SPD kritisiert Spahn für ‚Grönland-Verständnis‘ – Nähe zu Trump-Kurs?

Nach bemerkenswerten Äußerungen von Jens Spahn zu Trumps Grönland-Plänen sieht er sich heftigen Vorwürfen der SPD ausgesetzt – es geht um angebliche Sympathien für die Annexionsabsichten des US-Präsidenten.

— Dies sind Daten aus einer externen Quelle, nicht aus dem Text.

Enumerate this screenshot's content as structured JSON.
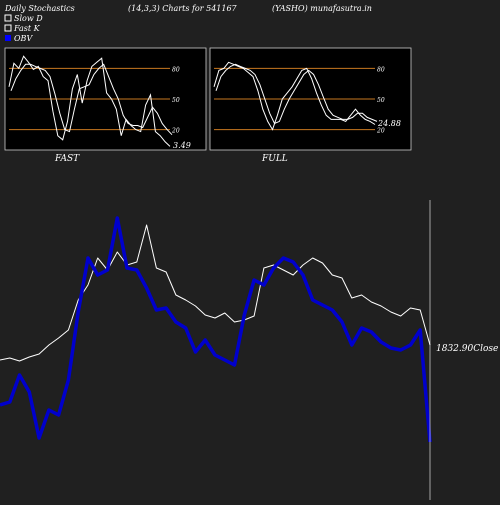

19.01.26 15:44 Uhr | 3 mal gelesen

Die SPD attackiert den CDU-Politiker Jens Spahn scharf, weil er sich ungewohnt verständnisvoll zu Donald Trumps Ambitionen rund um Grönland geäußert hat. Adis Ahmetovic, außenpolitischer Sprecher der SPD-Fraktion, las laut 'Stern' in Spahns Worten zwischen den Zeilen eine gewisse Offenheit für Trumps Vorgehen heraus: "Spahn scheint Trumps Kurs irgendwie durchaus etwas abzugewinnen." Dabei, so Ahmetovic weiter, müsse diese Position innerhalb der Union erst einmal aufgearbeitet werden. An der Seite von Kanzler Merz sieht sich die SPD indes klar positioniert: Unterstützung für den klaren Kurs gegen Trumps aggressive Politik und Solidarität mit Dänemark sowie Grönland seien selbstverständlich. Im Interview mit der Süddeutschen Zeitschrift zeigte Spahn Verständnis für US-Interessen in Grönland: "Wenn man sich die Landkarte anschaut, wirken die Fragen der USA überaus nachvollziehbar – es geht ja auch um Schutz vor russischem Einfluss." Er gab sogar zu, dass Trump in dieser Hinsicht nicht völlig unrecht habe. Gleichzeitig warnte Spahn Europa vor übereilten Gegenmaßnahmen angesichts der amerikanischen Pläne bezüglich Grönland. (Und jetzt mal ehrlich: Wer hätte gedacht, dass Grönland je zum Politikum Nummer eins mutiert?)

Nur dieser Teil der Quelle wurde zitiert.